Шторм не разразился. Однако качка была достаточной, видимо, где-то недалеко все же бушевало. Океан волновался, большие пологие волны ходили нескончаемой чередой.

Стали помаленьку выбрасывать в море трупы негров, которые начали умирать в невыносимых условиях. Пища была просто скотской. А в затхлом трюме жизнь теплилась только у самых сильных.

– Джон, – сказал Оллнат своему помощнику, – видимо, придется пойти на дополнительный риск и почаще выводить негров на палубу. А то, чего доброго, никого не довезем живьем до Ямайки.

– Как скажешь, капитан. Но думаю, что опасно так делать.

– Охрану увеличим, да и свяжем. Будем выпускать небольшими партиями. Завтра и начнем. Помрут ведь проклятые, а мы тогда разоримся!

Негров стали каждый день выпускать на палубу и обливать забортной водой. Трюмы проветривали и даже помыли, заставив негров скоблить деревянными скребками наплывы грязи.

И они стали меньше болеть и умирать. Однако всем было ясно, что из сотни невольников, которых взяли на борт, не больше половины останется в живых.

Глава 21

На рифах

Не прошло и трех дней, как ветер начал медленно, но упорно крепчать. Причем направление его перестало меняться. «Белую Мэри» неуклонно сносило назад к берегам Африки. Все паруса давно были убраны, и только сильно зарифленный фок трепыхался на рее.

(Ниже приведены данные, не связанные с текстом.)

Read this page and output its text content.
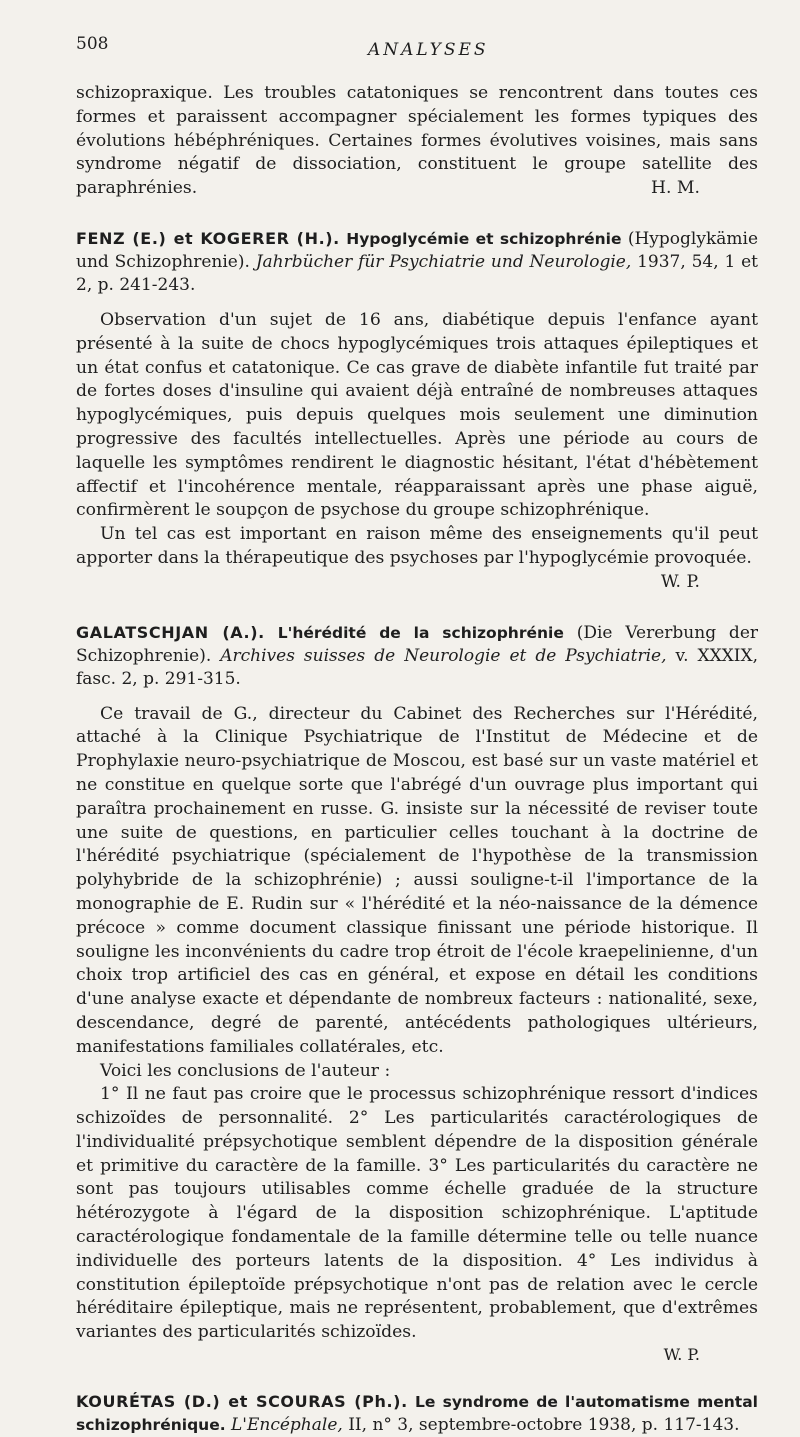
508	ANALYSES

schizopraxique. Les troubles catatoniques se rencontrent dans toutes ces formes et paraissent accompagner spécialement les formes typiques des évolutions hébéphréniques. Certaines formes évolutives voisines, mais sans syndrome négatif de dissociation, constituent le groupe satellite des paraphrénies.	H. M.

FENZ (E.) et KOGERER (H.). Hypoglycémie et schizophrénie (Hypoglykämie und Schizophrenie). Jahrbücher für Psychiatrie und Neurologie, 1937, 54, 1 et 2, p. 241-243.

Observation d'un sujet de 16 ans, diabétique depuis l'enfance ayant présenté à la suite de chocs hypoglycémiques trois attaques épileptiques et un état confus et catatonique. Ce cas grave de diabète infantile fut traité par de fortes doses d'insuline qui avaient déjà entraîné de nombreuses attaques hypoglycémiques, puis depuis quelques mois seulement une diminution progressive des facultés intellectuelles. Après une période au cours de laquelle les symptômes rendirent le diagnostic hésitant, l'état d'hébètement affectif et l'incohérence mentale, réapparaissant après une phase aiguë, confirmèrent le soupçon de psychose du groupe schizophrénique.

Un tel cas est important en raison même des enseignements qu'il peut apporter dans la thérapeutique des psychoses par l'hypoglycémie provoquée.
W. P.

GALATSCHJAN (A.). L'hérédité de la schizophrénie (Die Vererbung der Schizophrenie). Archives suisses de Neurologie et de Psychiatrie, v. XXXIX, fasc. 2, p. 291-315.

Ce travail de G., directeur du Cabinet des Recherches sur l'Hérédité, attaché à la Clinique Psychiatrique de l'Institut de Médecine et de Prophylaxie neuro-psychiatrique de Moscou, est basé sur un vaste matériel et ne constitue en quelque sorte que l'abrégé d'un ouvrage plus important qui paraîtra prochainement en russe. G. insiste sur la nécessité de reviser toute une suite de questions, en particulier celles touchant à la doctrine de l'hérédité psychiatrique (spécialement de l'hypothèse de la transmission polyhybride de la schizophrénie) ; aussi souligne-t-il l'importance de la monographie de E. Rudin sur « l'hérédité et la néo-naissance de la démence précoce » comme document classique finissant une période historique. Il souligne les inconvénients du cadre trop étroit de l'école kraepelinienne, d'un choix trop artificiel des cas en général, et expose en détail les conditions d'une analyse exacte et dépendante de nombreux facteurs : nationalité, sexe, descendance, degré de parenté, antécédents pathologiques ultérieurs, manifestations familiales collatérales, etc.

Voici les conclusions de l'auteur :

1° Il ne faut pas croire que le processus schizophrénique ressort d'indices schizoïdes de personnalité. 2° Les particularités caractérologiques de l'individualité prépsychotique semblent dépendre de la disposition générale et primitive du caractère de la famille. 3° Les particularités du caractère ne sont pas toujours utilisables comme échelle graduée de la structure hétérozygote à l'égard de la disposition schizophrénique. L'aptitude caractérologique fondamentale de la famille détermine telle ou telle nuance individuelle des porteurs latents de la disposition. 4° Les individus à constitution épileptoïde prépsychotique n'ont pas de relation avec le cercle héréditaire épileptique, mais ne représentent, probablement, que d'extrêmes variantes des particularités schizoïdes.

W. P.
KOURÉTAS (D.) et SCOURAS (Ph.). Le syndrome de l'automatisme mental schizophrénique. L'Encéphale, II, n° 3, septembre-octobre 1938, p. 117-143.
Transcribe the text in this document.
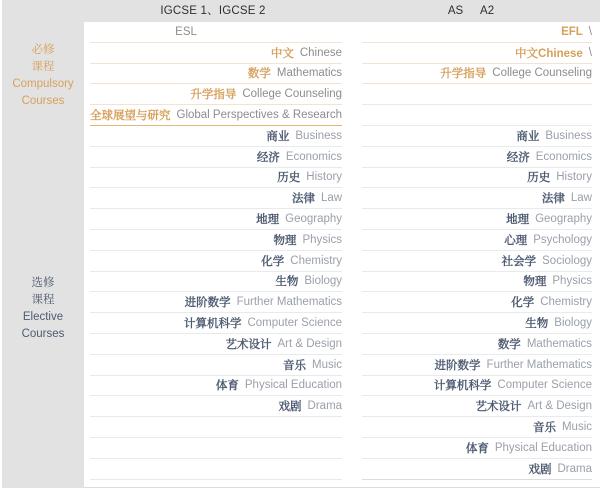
IGCSE 1、IGCSE 2	AS A2
必修
课程
Compulsory
Courses
选修
课程
Elective
Courses
ESL
中文 Chinese
数学 Mathematics
升学指导 College Counseling
全球展望与研究 Global Perspectives & Research
商业 Business
经济 Economics
历史 History
法律 Law
地理 Geography
物理 Physics
化学 Chemistry
生物 Biology
进阶数学 Further Mathematics
计算机科学 Computer Science
艺术设计 Art & Design
音乐 Music
体育 Physical Education
戏剧 Drama
EFL \
中文Chinese \
升学指导 College Counseling
商业 Business
经济 Economics
历史 History
法律 Law
地理 Geography
心理 Psychology
社会学 Sociology
物理 Physics
化学 Chemistry
生物 Biology
数学 Mathematics
进阶数学 Further Mathematics
计算机科学 Computer Science
艺术设计 Art & Design
音乐 Music
体育 Physical Education
戏剧 Drama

Капитан Оллнат постоянно находился в подавленном состоянии. Задержка не предвещала ему ничего хорошего. Это грозило полным разорением. Он вышагивал по палубе, срывая злость на встречных. Все шарахались от него, лишь только завидев.

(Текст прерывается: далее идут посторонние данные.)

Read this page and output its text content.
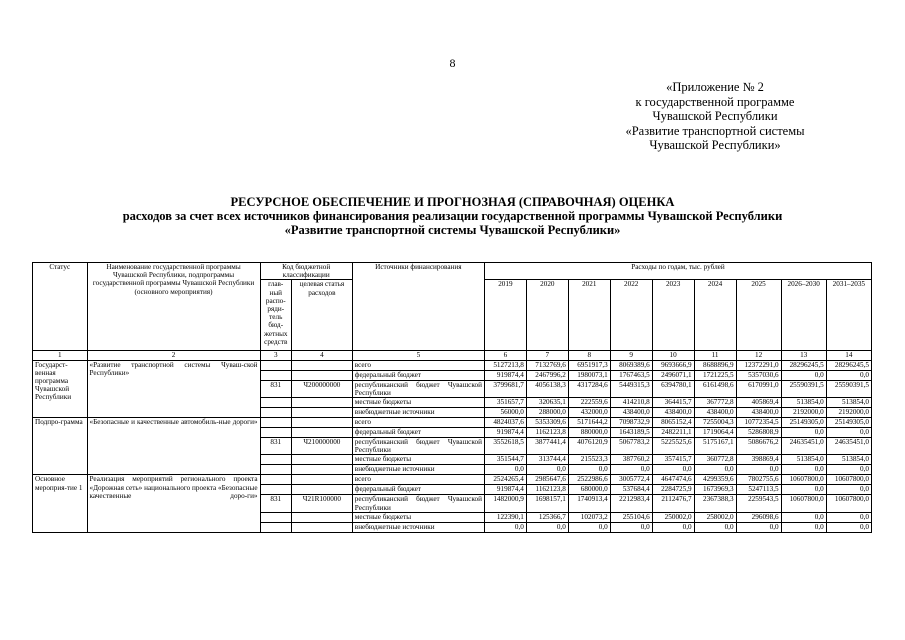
8
«Приложение № 2
к государственной программе
Чувашской Республики
«Развитие транспортной системы
Чувашской Республики»
РЕСУРСНОЕ ОБЕСПЕЧЕНИЕ И ПРОГНОЗНАЯ (СПРАВОЧНАЯ) ОЦЕНКА
расходов за счет всех источников финансирования реализации государственной программы Чувашской Республики
«Развитие транспортной системы Чувашской Республики»
Статус	Наименование государственной программы Чувашской Республики, подпрограммы государственной программы Чувашской Республики (основного мероприятия)	Код бюджетной классификации		Источники финансирования	Расходы по годам, тыс. рублей								
		глав-ный распо-ряди-тель бюд-жетных средств	целевая статья расходов		2019	2020	2021	2022	2023	2024	2025	2026–2030	2031–2035
1	2	3	4	5	6	7	8	9	10	11	12	13	14
Государст-венная программа Чувашской Республики	«Развитие транспортной системы Чуваш-ской Республики»			всего	5127213,8	7132769,6	6951917,3	8069389,6	9693666,9	8688896,9	12372291,0	28296245,5	28296245,5
				федеральный бюджет	919874,4	2467996,2	1980073,1	1767463,5	2496071,1	1721225,5	5357030,6	0,0	0,0
		831	Ч200000000	республиканский бюджет Чувашской Республики	3799681,7	4056138,3	4317284,6	5449315,3	6394780,1	6161498,6	6170991,0	25590391,5	25590391,5
				местные бюджеты	351657,7	320635,1	222559,6	414210,8	364415,7	367772,8	405869,4	513854,0	513854,0
				внебюджетные источники	56000,0	288000,0	432000,0	438400,0	438400,0	438400,0	438400,0	2192000,0	2192000,0
Подпро-грамма	«Безопасные и качественные автомобиль-ные дороги»			всего	4824037,6	5353309,6	5171644,2	7098732,9	8065152,4	7255004,3	10772354,5	25149305,0	25149305,0
				федеральный бюджет	919874,4	1162123,8	880000,0	1643189,5	2482211,1	1719064,4	5286808,9	0,0	0,0
		831	Ч210000000	республиканский бюджет Чувашской Республики	3552618,5	3877441,4	4076120,9	5067783,2	5225525,6	5175167,1	5086676,2	24635451,0	24635451,0
				местные бюджеты	351544,7	313744,4	215523,3	387760,2	357415,7	360772,8	398869,4	513854,0	513854,0
				внебюджетные источники	0,0	0,0	0,0	0,0	0,0	0,0	0,0	0,0	0,0
Основное мероприя-тие 1	Реализация мероприятий регионального проекта «Дорожная сеть» национального проекта «Безопасные качественные доро-ги»			всего	2524265,4	2985647,6	2522986,6	3005772,4	4647474,6	4299359,6	7802755,6	10607800,0	10607800,0
				федеральный бюджет	919874,4	1162123,8	680000,0	537684,4	2284725,9	1673969,3	5247113,5	0,0	0,0
		831	Ч21R100000	республиканский бюджет Чувашской Республики	1482000,9	1698157,1	1740913,4	2212983,4	2112476,7	2367388,3	2259543,5	10607800,0	10607800,0
				местные бюджеты	122390,1	125366,7	102073,2	255104,6	250002,0	258002,0	296098,6	0,0	0,0
				внебюджетные источники	0,0	0,0	0,0	0,0	0,0	0,0	0,0	0,0	0,0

Волны вздыбились теперь огромными валами. Северное течение тут встретилось с противным ветром. Качка была ужасающей. Корпус корабля так стонал и скрипел, что ужас охватывал даже бывалых моряков. А Петр просто холодел от страха, глядя на всхолмленное море, изредка покрытое белыми пенными гребнями.

Он потерянно шатался по палубе, не в силах спуститься вниз. Ему постоянно казалось, что судно вот-вот рассыплется на куски и всех поглотит ненасытный океан.

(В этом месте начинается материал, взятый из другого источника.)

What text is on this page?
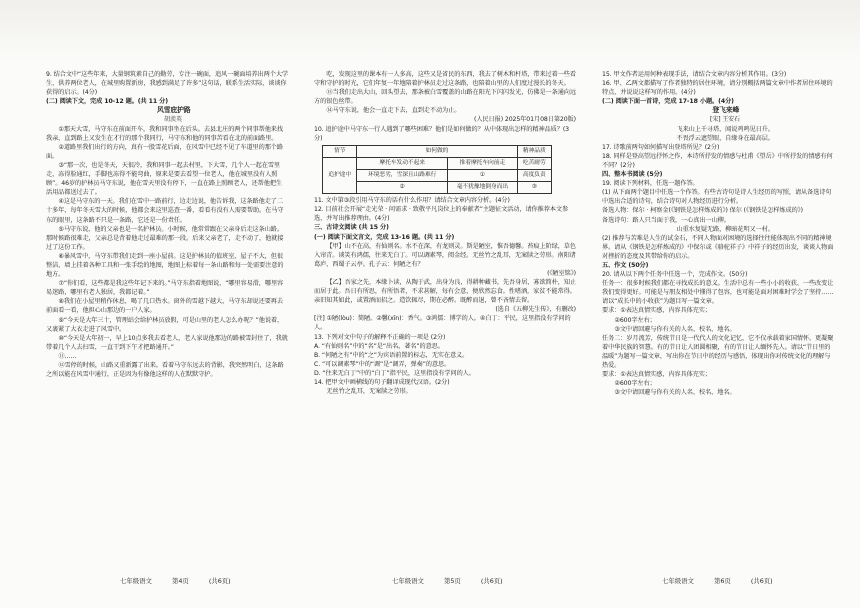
9. 结合文中“这些年来，大量钢筑素自己的勤劳，专注一碗面，追风一碗面培养出两个大学生，供养两位老人，在城里购置新房，我感到满足了许多”这句话，联系生活实际，谈谈你获得的启示。(4分)

(二) 阅读下文，完成 10-12 题。(共 11 分)

风雪庇护路

胡羡英

①那天大雪，马守东在前面开车，我和同事坐在后头。去县北庄的两个同事帮他来找我亲，直到路上又发生在才行的那个我同行，马守东和他的同事苦看在北的前面路里。

②道路里我们出行的方向，真有一股雪花后面，在风雪中已经不见了车道里的那个路面。

③“那一次，也是冬天，天很冷，我和同事一起去村里，下大雪，几个人一起在雪里走，冻得脸通红，手脚也冻得不能弯曲，原来是要去看望一位老人，他在城里没有人照顾”。46岁的护林员马守东说，他在雪天里没有停下，一直在路上照顾老人，还帮他把生活用品都送过去了。

④这是马守东的一天。我们在雪中一路前行，边走边说，他告诉我，这条路他走了二十多年，每年冬天雪大的时候，他都会来这里巡查一番，看看有没有人需要帮助。在马守东的眼里，这条路不只是一条路，它还是一份责任。

⑤马守东说，他的父亲也是一名护林员。小时候，他常常跟在父亲身后走这条山路。那时候路很难走，父亲总是背着他走过最难的那一段。后来父亲老了，走不动了，他就接过了这份工作。

⑥暴风雪中，马守东带我们走到一座小屋前。这是护林员的值班室，屋子不大，但很整洁，墙上挂着各种工具和一张手绘的地图，地图上标着每一条山路和每一处需要注意的地方。

⑦“你们看，这些都是我这些年记下来的。”马守东指着地图说，“哪里容易滑，哪里容易迷路，哪里有老人独居，我都记着。”

⑧我们在小屋里稍作休息，喝了几口热水。窗外的雪越下越大，马守东却说还要再去前面看一看，他担心山那边的一户人家。

⑨“今天是大年三十，管理站会给护林员放假，可是山里的老人怎么办呢？”他说着，又裹紧了大衣走进了风雪中。

⑩“今天是大年初一，早上10点多我去看老人，老人家说他那边的路被雪封住了，我就带着几个人去扫雪，一直干到下午才把路通开。”

⑪……

⑫雪停的时候，山路又重新露了出来。看着马守东远去的背影，我突然明白，这条路之所以能在风雪中通行，正是因为有像他这样的人在默默守护。

吃，发现这里的课本有一人多高，这些又是省民的东西，我去了树木和杆塔，带来过着一些看守和守护的时光，它们年复一年地陪着护林员走过这条路，也陪着山里的人们度过漫长的冬天。

⑬当我们走出大山，回头望去，那条被白雪覆盖的山路在阳光下闪闪发光，仿佛是一条通向远方的银色丝带。

⑭马守东说，他会一直走下去，直到走不动为止。

(人民日报) 2025年01月08日第20版)

10. 追护途中马守东一行人遇到了哪些困难？他们是如何做的？从中体现出怎样的精神品质？(3分)

情节	如何做的		精神品质
追护途中	摩托车发动不起来	推着摩托车向前走	吃苦耐劳
	环境恶劣，雪深且山路难行	①	高度负责
	②	毫不犹豫地倒身而出	③

11. 文中第③段引用马守东的话有什么作用？请结合文章内容分析。(4分)

12. 目前社会开展“走光荣 · 问需求 · 致敬平凡岗位上的奉献者”主题征文活动，请你推荐本文参选，并写出推荐理由。(4分)

三、古诗文阅读 (共 15 分)

(一) 阅读下面文言文，完成 13-16 题。(共 11 分)

【甲】山不在高，有仙则名。水不在深，有龙则灵。斯是陋室，惟吾德馨。苔痕上阶绿，草色入帘青。谈笑有鸿儒，往来无白丁。可以调素琴，阅金经。无丝竹之乱耳，无案牍之劳形。南阳诸葛庐，西蜀子云亭。孔子云：何陋之有？

(《陋室铭》)

【乙】吾家之先，本缘卜读，从陶于武，出身为良，得耕种藏书，先吾身居，寡欲简朴，知止而居于此。吾日有所思，有所悟者，不求甚解，每有会意，便欣然忘食。性嗜酒，家贫不能常得。亲旧知其如此，或置酒而招之。造饮辄尽，期在必醉。既醉而退，曾不吝情去留。

(选自《五柳先生传》，有删改)

[注] ①陋(lòu)：简陋。②馨(xīn)：香气。③鸿儒：博学的人。④白丁：平民，这里指没有学问的人。

13. 下列对文中句子的解释不正确的一项是 (2分)

A. “有仙则名”中的“名”是“出名，著名”的意思。

B. “何陋之有”中的“之”为宾语前置的标志，无实在意义。

C. “可以调素琴”中的“调”是“调弄，弹奏”的意思。

D. “往来无白丁”中的“白丁”指平民，这里指没有学问的人。

14. 把甲文中画横线的句子翻译成现代汉语。(2分)

无丝竹之乱耳，无案牍之劳形。

15. 甲文作者运用何种表现手法，请结合文章内容分析其作用。(3分)

16. 甲、乙两文都描写了作者独特的居住环境，请分别概括两篇文章中作者居住环境的特点，并说说这样写的作用。(4分)

(二) 阅读下面一首诗，完成 17-18 小题。(4分)

登飞来峰

[宋] 王安石

飞来山上千寻塔，闻说鸡鸣见日升。

不畏浮云遮望眼，自缘身在最高层。

17. 诗歌前两句如何描写出登塔所见？(2分)

18. 同样是登高望远抒怀之作，本诗所抒发的情感与杜甫《望岳》中所抒发的情感有何不同？(2分)

四、整本书阅读 (5分)

19. 阅读下列材料，任选一题作答。

(1) 从下面两个题目中任选一个作答。有些古诗句是诗人生经历的写照，请从备选诗句中选出合适的诗句，结合诗句对人物经历进行分析。

备选人物：保尔 · 柯察金(《钢铁是怎样炼成的》) 保尔 (《钢铁是怎样炼成的》)

备选诗句：路人只当面于我，一心真出一山柳。

山重水复疑无路，柳暗花明又一村。

(2) 推荐与苦难是人生的试金石，不同人物面对困境的选择往往能体现出不同的精神境界。请从《钢铁是怎样炼成的》中保尔或《骆驼祥子》中祥子的经历出发，谈谈人物面对挫折的态度及其带给你的启示。

五、作文 (50分)

20. 请从以下两个任务中任选一个，完成作文。(50分)

任务一：很多时候我们都在寻找成长的意义。生活中总有一些小小的收获、一些改变让我们变得更好。可能是与朋友相处中懂得了包容，也可能是面对困难时学会了坚持……请以“成长中的小收获”为题目写一篇文章。

要求：①表达真情实感，内容具体充实；

②600字左右；

③文中请回避与你有关的人名、校名、地名。

任务二：岁月流芳，传统节日是一代代人的文化记忆，它不仅承载着家国情怀，更凝聚着中华民族的智慧。有的节日让人团圆相聚，有的节日让人缅怀先人。请以“节日里的温暖”为题写一篇文章，写出你在节日中的经历与感悟，体现出你对传统文化的理解与热爱。

要求：①表达真情实感，内容具体充实；

②600字左右；

③文中请回避与你有关的人名、校名、地名。

七年级语文	第4页	(共6页)	七年级语文	第5页	(共6页)	七年级语文	第6页	(共6页)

– Гарданка, куда же это нас несет? – часто спрашивал он, с надеждой взирая на друга, как будто тот мог ему ответить и успокоить.

Гардан тоже был обеспокоен, хотя и не так сильно. Тим Смит, один из наиболее близких к ним моряков, часто успокаивал ребят, особенно Питера, к которому он питал некоторую симпатию.

– Скажи спасибо, Питер, что шторма нет. А волна – так это на море обычное явление. Видишь ли, течение тут тянет на север, а ветер против него, вот и волна большая, хоть ветер и не сильный. Это часто бывает. Но вечно же так продолжаться не может. А начнется штиль, так нас и так потянет на север. Так что вы лежите, отдыхайте, пока нет работы.

– А почему вдруг так похолодало? – спросил Гардан.

– Так течение-то холодное, вот оно все вокруг и охлаждает. Ведь дальше на юг все холоднее становится, как у нас на севере. Чем севернее, тем холоднее.

– А мне казалось, что тут по-другому: чем южнее, тем жарче.

– Глупости! Ты просто ничего пока не знаешь об этом.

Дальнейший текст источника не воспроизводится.